The Iraq minister for industry and minerals, Fawzi F Hariri said about opportunities for investment of US$ 30 billion to US$ 50 billion in various sectors. By 2016 oil production in Iraq is slated to increase to 10 million barrels and this offers opportunity for investment. He invited Indian investment in farm sector. There are about 70,000 Indian workers in Iraq.

The Sudan minister for investment, George Bureng Nyombe said India is a major investor next to China. He invited Indian investment in agriculture, fisheries, minerals, hydropower generation and explore the markets of COMESA and GAFTA to which Sudan is a member. Sudan is a lnk between Africa and Arab states, he said.

The Mauritania minister for economic and development affairs, CDW Wuld-Altah said that his country want to benefit from the knowledge-based economy of India and offered Indian investors to exploit the countrys natural resources. He said that Indian investors in his country can have duty free access to European and US markets.

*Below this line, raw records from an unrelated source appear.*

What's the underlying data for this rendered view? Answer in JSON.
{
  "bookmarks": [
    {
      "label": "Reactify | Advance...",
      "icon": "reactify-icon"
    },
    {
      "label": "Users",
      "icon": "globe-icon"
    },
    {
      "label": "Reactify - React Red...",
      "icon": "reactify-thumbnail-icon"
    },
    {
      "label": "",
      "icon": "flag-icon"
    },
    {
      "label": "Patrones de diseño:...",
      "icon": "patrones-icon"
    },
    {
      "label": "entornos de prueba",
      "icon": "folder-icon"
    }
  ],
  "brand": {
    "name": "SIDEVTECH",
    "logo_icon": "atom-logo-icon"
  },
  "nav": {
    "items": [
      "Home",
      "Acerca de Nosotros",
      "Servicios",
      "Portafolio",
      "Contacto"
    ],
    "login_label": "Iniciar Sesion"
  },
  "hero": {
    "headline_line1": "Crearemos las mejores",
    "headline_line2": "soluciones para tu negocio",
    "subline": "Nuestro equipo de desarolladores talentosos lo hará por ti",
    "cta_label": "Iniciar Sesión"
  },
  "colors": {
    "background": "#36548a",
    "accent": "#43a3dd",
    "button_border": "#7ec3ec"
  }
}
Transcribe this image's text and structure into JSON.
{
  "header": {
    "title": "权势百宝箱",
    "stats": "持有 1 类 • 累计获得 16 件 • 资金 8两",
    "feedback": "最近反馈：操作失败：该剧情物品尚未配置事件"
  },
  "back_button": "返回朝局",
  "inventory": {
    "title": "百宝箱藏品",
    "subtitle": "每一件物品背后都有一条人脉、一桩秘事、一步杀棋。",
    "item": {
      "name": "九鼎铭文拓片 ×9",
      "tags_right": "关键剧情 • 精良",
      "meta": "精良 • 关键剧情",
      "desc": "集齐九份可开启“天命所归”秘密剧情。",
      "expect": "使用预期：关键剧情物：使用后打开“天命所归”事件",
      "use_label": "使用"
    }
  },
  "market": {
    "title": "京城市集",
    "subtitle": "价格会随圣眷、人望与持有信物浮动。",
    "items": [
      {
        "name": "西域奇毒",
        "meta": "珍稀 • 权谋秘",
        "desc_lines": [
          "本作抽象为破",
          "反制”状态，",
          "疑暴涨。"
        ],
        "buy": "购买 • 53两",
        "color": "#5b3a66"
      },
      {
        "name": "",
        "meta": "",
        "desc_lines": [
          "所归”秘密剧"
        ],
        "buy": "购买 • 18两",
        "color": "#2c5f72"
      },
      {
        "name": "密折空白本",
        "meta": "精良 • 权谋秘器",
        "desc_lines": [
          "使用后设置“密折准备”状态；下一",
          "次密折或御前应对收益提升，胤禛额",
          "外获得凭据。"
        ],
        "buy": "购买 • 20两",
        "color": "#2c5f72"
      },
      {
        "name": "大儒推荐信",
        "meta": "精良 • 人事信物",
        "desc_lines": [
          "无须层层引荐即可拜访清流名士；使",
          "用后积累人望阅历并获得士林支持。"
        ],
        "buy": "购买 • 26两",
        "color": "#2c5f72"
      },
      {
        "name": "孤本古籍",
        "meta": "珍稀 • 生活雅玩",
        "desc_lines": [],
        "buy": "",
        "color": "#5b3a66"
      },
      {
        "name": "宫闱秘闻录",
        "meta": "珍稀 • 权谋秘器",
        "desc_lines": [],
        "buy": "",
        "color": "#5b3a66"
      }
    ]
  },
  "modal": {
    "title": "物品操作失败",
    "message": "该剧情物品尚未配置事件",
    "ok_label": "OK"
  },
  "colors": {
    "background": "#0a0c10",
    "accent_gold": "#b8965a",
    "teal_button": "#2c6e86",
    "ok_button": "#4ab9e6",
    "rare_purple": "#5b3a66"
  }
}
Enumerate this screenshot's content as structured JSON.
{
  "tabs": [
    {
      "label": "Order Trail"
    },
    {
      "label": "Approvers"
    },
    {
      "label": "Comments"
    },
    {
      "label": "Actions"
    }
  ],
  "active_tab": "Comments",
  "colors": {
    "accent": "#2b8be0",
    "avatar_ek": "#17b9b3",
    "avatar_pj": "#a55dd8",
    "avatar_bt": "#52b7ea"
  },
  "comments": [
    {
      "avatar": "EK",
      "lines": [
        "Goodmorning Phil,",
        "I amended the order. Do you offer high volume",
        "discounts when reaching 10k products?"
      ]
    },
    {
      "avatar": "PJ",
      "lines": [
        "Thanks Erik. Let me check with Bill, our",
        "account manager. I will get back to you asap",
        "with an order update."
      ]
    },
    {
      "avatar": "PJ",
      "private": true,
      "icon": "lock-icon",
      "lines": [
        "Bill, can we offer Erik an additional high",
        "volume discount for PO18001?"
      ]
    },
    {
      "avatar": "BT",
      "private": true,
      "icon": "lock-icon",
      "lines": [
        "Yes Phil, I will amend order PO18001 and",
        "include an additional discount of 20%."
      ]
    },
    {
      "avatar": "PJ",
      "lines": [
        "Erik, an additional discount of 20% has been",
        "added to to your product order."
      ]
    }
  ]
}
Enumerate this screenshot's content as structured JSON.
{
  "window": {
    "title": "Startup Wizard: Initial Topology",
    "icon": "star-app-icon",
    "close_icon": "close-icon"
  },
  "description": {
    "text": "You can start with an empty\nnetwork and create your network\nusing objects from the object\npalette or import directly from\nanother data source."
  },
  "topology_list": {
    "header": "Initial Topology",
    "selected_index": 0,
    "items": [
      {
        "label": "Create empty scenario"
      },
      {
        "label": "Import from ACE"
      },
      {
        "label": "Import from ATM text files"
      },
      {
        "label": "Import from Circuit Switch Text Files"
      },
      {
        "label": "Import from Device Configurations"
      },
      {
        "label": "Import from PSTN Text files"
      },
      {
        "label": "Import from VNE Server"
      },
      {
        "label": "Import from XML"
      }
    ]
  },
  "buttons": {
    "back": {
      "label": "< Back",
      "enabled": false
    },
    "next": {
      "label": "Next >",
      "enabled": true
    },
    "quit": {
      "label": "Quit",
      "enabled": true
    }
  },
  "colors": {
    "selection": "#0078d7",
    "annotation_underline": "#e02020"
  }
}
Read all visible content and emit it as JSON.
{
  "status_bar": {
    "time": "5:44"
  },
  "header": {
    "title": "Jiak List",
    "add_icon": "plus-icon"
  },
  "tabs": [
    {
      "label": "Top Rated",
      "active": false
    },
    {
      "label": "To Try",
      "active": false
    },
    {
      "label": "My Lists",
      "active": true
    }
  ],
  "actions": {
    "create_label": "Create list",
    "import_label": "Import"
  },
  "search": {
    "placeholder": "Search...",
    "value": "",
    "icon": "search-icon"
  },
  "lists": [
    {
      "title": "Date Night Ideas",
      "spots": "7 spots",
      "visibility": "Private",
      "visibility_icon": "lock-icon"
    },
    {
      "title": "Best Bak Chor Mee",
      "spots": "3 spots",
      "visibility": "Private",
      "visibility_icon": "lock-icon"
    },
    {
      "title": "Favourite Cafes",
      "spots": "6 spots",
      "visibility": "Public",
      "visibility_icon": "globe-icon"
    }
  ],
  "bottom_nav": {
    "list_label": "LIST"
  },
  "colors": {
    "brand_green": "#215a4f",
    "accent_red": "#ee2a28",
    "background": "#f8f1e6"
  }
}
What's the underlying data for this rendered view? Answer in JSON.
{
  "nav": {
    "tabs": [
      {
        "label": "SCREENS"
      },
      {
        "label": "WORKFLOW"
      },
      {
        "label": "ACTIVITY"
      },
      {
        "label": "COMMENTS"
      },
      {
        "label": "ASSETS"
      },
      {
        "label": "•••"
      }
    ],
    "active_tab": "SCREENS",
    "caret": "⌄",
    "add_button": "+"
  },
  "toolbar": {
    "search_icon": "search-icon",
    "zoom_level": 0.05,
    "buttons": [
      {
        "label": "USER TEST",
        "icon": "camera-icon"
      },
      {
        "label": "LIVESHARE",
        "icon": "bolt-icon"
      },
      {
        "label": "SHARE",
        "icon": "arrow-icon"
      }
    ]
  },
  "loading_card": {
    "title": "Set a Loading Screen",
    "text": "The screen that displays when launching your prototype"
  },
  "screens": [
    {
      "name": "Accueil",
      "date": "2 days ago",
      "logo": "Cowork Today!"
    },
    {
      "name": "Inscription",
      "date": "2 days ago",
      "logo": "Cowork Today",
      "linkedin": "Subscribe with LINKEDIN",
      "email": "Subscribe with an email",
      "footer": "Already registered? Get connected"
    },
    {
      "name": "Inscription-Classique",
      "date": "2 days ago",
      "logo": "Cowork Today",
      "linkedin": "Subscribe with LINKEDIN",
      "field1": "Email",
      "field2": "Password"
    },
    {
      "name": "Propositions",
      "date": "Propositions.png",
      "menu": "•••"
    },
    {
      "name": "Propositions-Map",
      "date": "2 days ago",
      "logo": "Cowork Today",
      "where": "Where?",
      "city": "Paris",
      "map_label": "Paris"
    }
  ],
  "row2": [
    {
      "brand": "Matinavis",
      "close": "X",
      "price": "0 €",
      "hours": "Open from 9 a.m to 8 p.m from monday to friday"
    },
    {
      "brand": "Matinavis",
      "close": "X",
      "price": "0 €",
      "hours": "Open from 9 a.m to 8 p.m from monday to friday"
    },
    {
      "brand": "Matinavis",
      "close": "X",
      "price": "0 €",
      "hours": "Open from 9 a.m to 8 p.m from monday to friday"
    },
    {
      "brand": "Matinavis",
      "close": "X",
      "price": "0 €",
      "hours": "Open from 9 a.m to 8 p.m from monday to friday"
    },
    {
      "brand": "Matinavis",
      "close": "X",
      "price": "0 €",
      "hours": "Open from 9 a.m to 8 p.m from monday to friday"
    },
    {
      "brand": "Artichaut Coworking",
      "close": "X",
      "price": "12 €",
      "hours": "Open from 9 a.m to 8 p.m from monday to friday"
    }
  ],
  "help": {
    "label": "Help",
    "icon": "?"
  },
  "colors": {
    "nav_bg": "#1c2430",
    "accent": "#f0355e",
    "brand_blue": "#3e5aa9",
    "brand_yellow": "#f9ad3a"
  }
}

The Palestinian minister of national economy, Hasan Abu-Libdeh invited Indian investment in infrastructure, IT, SMEs, design industry, tourism, agriculture and pharmaceuticals.

Saudi Arabias senior vice minister of commerce and industry and industrial affairs, Khalid Mohammed Al-Sulaiman wanted Indian investment infrastructure and in four economic zones.

Moroccos vice minister for energy and mines, Mohamed Yahya Zniber wanted Indian investment in agriculture and vocational training. He urged India to plead for early release of global fund for adaptation as per Copenhagen Accord.

Syrias deputy minister for foreign affairs, Ahmad Arnous also invited Indian investment in various sectors. Djiboutis deputy minister for trade and industry, Yacoub Abdi Djama urged for Indian investment in solar energy.

The FICCI-KPMG study listed several sectoral opportunities for businesses of the two regions: Regarding agriculture it said that as demand for bulk and intermediate Indian products are intact, export opportunities to the Gulf, West Asia and North America regions would continue to exist through investment in food processing , new marketing infrastructure techniques and technology transfer practices.

Regarding energy sector it said that an increasing quest for energy efficiency and oil in India is complemented by a high endowment of oil resources in the Arab region.

On education sector it said that an established education system with renowned institutes of higher education can help the Arab world to establish a world class education system.

Regarding healthcare system it said that India and the Arab region are both at an inflexion point with a pressing need to increase capacity of quality service and for the training and development of medical personnel, opening the way for the two-way investment opportunities between the two regions

On Information Technology it said that Indias position as a recognized skill based IT destination provide the growing numbers of small and medium businesses the Arab region an avenue for outsourcing.

Regarding manufacturing sector it said that the construction sector in the Gulf is booming as a result of continued investment in the development of new and existing infrastructure. This is driving demand for construction inputs, machinery.

On developing infrastructure, railways and real estate it said that India is marked by a keen focus on building infrastructural capabilities with the opened plethora of opportunities for Arabs. Indias expertise can be used in the development of the existing railways in the Gulf countries and their plans to enhance their railway connectivity. Indias rising real estate demand calls for a large scale project management specialist which Arabs have developed over a period of time.

Regarding telecom sector it said that Indias foray in the data services market can be supported through Arabs specialization in 3G through strategic alliances. Relatively lower mobile penetration in small Arab countries provides a budding market for established Indian players.